Lazy Eye: Children
Aug. 4, 2004 — The eye patches and glasses used to treat young children with lazy eye may cause some distress among parents, but new research suggests they aren’t likely to harm the children’s emotional well-being.
In the largest study to date on the emotional impact of lazy eye treatments in children, British researchers found that parents often experience difficulty in getting their children to wear patches or glasses designed to help correct lazy eye. But most children cope well with the treatment.
Lazy eye, known in medical terms as amblyopia, occurs when one eye is not used enough for the visual system in the brain to develop properly. The brain ignores the images from the weak eye and uses only those from the stronger eye, leading to poor vision. Early treatment of lazy eye in young children can partially or completely reverse the condition, but it becomes much more difficult to treat successfully after children’s vision is fully developed by about age 9 or 10.
The Emotional Effect of Lazy Eye Treatments
In the study, published in the August issue of the journal Ophthalmology, researchers surveyed parents of 151 children who were referred for treatment of lazy eye from a preschool vision screening. The children were randomly assigned to treatment with glasses with or without eye patches, glasses alone, or to have their treatment deferred for one year.
The children’s reaction to treatment at ages 4 and 5 were similar. At both ages, about half of the parents reported at least some difficulty in getting their child to wear his or her glasses, but less than a third of children were ever upset by this treatment.
But the parents of children treated with eye patches had a harder time.

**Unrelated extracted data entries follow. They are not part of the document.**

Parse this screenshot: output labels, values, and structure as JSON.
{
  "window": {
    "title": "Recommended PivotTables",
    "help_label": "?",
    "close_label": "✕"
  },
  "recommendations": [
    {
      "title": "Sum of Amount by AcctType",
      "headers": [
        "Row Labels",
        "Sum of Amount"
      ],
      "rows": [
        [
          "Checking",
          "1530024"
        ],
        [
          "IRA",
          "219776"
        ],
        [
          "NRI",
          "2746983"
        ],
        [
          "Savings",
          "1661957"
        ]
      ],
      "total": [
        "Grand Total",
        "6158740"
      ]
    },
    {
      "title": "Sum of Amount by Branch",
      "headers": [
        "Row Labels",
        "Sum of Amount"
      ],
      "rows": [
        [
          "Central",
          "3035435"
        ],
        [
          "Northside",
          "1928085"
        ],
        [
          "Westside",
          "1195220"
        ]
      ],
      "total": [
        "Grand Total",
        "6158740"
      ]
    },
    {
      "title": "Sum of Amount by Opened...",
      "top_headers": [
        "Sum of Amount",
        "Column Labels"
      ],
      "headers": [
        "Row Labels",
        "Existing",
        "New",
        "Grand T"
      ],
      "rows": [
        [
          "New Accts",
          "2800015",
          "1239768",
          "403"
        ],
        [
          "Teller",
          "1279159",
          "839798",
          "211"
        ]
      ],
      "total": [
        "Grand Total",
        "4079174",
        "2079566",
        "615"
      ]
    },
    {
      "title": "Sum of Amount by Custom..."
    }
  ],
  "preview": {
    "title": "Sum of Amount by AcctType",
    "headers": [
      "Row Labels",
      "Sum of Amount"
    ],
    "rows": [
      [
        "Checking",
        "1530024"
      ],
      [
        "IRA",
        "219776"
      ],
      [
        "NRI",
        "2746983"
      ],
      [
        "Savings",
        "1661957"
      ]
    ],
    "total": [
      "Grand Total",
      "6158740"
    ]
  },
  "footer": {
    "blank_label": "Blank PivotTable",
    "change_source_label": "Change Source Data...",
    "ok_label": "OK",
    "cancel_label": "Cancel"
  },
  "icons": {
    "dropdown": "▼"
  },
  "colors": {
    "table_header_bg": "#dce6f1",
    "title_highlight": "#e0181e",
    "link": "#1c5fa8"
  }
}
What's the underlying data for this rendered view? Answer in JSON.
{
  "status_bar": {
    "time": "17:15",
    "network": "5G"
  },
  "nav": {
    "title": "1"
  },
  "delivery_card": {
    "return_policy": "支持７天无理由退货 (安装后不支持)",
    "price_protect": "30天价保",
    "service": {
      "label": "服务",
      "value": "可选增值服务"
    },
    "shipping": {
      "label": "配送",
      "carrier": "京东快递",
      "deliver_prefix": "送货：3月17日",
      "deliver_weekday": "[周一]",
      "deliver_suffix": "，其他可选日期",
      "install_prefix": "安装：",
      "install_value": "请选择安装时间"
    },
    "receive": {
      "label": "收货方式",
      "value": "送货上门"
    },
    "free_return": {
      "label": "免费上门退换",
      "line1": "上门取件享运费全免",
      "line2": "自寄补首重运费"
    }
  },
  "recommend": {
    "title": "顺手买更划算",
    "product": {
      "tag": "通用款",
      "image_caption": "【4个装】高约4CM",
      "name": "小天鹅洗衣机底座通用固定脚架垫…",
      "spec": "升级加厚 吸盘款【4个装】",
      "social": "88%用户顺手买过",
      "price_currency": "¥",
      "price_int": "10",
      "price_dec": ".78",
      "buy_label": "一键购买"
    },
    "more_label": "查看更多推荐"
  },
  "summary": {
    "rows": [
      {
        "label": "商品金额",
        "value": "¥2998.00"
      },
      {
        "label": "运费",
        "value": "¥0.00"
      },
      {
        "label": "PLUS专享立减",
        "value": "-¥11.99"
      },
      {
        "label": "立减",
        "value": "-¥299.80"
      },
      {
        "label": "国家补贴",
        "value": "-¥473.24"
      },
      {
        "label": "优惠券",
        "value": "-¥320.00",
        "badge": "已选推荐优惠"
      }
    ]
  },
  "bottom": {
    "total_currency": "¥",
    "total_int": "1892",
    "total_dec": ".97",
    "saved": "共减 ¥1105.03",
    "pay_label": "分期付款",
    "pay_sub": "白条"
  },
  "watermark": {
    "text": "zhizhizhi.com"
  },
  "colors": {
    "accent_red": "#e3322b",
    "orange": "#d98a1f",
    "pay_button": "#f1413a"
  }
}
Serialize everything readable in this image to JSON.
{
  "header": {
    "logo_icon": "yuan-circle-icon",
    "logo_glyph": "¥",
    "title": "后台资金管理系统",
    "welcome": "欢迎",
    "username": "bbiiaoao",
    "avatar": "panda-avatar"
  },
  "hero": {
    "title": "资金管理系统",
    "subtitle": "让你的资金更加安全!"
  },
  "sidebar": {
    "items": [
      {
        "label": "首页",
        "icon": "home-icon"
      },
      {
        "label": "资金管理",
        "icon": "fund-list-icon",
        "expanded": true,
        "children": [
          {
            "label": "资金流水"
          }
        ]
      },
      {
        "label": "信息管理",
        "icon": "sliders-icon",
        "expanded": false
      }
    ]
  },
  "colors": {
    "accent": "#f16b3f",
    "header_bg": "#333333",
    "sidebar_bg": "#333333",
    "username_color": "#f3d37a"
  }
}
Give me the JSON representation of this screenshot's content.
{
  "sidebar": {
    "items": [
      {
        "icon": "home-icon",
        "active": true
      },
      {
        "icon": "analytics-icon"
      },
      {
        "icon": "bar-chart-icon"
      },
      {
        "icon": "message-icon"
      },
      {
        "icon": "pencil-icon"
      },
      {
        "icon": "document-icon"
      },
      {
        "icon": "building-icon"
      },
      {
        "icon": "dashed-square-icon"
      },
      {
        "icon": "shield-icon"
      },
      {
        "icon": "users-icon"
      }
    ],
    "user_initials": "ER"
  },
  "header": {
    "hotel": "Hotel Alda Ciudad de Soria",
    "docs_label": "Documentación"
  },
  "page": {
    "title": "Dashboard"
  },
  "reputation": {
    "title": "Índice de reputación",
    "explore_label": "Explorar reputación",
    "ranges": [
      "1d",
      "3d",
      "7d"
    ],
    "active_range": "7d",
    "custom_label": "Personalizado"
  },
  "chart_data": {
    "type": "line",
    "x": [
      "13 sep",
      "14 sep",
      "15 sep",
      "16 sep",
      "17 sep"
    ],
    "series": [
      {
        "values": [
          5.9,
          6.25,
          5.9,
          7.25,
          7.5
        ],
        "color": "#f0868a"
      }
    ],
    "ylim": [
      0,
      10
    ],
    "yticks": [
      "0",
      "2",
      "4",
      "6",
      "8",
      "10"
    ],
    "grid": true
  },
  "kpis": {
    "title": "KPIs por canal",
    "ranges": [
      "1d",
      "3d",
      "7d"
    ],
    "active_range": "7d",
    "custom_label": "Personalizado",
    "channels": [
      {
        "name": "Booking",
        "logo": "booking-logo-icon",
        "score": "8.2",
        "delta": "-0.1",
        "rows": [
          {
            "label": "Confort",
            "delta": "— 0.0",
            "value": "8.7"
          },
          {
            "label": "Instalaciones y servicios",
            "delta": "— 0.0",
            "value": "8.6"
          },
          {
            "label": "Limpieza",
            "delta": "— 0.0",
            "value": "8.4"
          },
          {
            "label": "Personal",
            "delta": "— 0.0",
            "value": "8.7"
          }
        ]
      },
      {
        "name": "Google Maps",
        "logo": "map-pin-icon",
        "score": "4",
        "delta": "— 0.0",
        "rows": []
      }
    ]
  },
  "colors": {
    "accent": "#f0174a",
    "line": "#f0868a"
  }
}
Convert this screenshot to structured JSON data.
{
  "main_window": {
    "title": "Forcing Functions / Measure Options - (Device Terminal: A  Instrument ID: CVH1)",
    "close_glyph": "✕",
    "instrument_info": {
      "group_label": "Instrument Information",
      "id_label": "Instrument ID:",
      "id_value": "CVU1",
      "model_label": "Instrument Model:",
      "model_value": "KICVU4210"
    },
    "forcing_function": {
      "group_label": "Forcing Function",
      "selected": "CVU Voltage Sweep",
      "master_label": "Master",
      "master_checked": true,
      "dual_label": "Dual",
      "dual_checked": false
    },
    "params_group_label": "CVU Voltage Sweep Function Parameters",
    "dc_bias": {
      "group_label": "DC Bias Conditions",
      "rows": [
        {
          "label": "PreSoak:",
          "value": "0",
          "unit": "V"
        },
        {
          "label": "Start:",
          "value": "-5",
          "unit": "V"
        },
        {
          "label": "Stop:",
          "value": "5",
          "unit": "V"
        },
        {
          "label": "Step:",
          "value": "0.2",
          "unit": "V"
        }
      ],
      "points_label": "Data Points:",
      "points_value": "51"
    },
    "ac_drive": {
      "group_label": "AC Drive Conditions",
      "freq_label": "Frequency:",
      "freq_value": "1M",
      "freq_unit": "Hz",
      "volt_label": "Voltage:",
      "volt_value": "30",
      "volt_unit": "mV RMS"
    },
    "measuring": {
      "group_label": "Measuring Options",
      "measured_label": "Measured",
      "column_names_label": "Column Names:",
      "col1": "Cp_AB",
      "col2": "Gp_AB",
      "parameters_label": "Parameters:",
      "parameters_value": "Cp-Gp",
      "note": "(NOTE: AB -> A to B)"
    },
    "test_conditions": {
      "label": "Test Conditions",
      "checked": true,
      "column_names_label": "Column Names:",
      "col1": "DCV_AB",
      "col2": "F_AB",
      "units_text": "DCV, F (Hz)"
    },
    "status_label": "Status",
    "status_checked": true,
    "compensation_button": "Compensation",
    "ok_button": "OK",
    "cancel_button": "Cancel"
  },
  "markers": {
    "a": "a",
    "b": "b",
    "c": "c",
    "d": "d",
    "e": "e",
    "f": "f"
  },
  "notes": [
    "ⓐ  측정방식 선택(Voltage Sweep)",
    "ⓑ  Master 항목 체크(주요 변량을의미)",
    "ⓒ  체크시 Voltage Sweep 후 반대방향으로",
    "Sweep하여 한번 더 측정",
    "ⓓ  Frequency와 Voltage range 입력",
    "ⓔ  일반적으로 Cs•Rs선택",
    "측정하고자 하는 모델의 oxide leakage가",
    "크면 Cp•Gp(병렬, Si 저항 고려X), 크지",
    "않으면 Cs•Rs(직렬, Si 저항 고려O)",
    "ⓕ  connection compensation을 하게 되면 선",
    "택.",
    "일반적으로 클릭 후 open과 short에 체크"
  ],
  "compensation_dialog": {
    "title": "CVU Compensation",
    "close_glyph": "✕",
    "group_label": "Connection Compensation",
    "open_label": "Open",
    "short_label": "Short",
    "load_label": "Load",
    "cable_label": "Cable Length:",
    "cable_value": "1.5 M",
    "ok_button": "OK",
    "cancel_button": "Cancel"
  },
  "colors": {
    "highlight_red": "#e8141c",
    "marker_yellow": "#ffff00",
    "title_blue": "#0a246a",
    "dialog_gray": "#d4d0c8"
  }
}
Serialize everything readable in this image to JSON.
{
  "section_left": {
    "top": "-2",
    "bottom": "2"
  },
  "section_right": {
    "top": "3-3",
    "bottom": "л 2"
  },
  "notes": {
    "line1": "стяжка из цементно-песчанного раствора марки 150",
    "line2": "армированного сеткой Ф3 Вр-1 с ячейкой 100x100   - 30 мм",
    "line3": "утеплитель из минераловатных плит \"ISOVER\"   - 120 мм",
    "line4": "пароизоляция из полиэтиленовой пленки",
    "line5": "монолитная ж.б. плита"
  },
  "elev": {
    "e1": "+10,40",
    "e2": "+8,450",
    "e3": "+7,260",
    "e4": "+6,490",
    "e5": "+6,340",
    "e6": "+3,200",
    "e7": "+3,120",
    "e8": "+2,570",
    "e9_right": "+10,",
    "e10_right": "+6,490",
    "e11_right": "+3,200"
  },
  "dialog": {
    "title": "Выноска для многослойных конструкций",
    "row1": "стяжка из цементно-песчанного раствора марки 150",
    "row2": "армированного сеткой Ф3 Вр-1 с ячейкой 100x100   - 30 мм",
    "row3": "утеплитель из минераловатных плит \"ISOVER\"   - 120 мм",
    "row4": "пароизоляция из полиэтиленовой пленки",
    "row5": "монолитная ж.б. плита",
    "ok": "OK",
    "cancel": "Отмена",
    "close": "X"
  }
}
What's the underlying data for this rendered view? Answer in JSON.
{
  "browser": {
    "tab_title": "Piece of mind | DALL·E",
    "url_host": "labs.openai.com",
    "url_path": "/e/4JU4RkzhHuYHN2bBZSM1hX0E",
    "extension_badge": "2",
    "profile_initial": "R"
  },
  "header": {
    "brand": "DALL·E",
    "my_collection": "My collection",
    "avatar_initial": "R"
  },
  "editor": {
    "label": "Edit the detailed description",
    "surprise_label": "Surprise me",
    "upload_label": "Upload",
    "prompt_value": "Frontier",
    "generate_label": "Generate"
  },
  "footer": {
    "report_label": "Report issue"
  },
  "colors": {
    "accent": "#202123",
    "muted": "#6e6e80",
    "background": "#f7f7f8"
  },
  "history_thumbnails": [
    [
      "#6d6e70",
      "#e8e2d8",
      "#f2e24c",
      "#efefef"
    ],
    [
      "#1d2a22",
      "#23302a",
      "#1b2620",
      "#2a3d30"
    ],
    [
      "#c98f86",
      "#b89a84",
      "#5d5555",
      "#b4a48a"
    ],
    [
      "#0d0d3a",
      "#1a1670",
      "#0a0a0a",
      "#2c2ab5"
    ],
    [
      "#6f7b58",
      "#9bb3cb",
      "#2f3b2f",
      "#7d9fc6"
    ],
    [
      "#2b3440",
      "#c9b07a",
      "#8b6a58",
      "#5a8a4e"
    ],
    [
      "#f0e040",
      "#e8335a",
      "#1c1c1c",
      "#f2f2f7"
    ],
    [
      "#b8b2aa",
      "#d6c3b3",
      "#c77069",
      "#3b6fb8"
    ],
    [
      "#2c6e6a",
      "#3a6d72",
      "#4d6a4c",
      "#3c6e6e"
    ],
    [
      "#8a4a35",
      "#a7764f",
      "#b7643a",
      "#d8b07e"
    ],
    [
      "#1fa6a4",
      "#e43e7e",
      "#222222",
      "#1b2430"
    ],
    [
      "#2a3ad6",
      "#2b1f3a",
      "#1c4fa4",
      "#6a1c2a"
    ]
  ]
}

Three-quarters of parents said they had difficulty getting children to wear their patch for the prescribed three hours per day at both ages, and more than half of the children were at least occasionally upset by this treatment.
Parents of 4-year-olds assigned to wear patches were also significantly more likely to be upset by their child’s patching treatment than those who had been prescribed glasses.
“It’s clear that many parents have some difficulty with [lazy eye] treatment, and our results demonstrate how patching, in particular, was significantly more difficult to carry out than glasses wear alone,” write researcher S. Hrisos, of the University of Newcastle upon Tyne in England, and colleagues.
However, the study showed that most parents in both treatment groups thought their child was coping well with the treatment and only a minority of parents said they had any arguments about lazy eye treatment at any age.
Moreover, no adverse effects of lazy eye treatments were found on the children’s well-being during or after treatment.
“Most children were described as being happy, cooperative, and good tempered and having no problems at school or nursery at all ages, with no differences between treatment groups,” write the researchers. “By 5.5 years, a small, but significant proportion was occasionally experiencing teasing at school, and all these were children who still wore glasses.”
Researchers say the results show that compliance with prescribed lazy eye treatments can be difficult and cause distress for parents and children. They say this may be improved by giving parents detailed information about their child’s condition and treatment and taking a flexible approach to treating lazy eye in young children.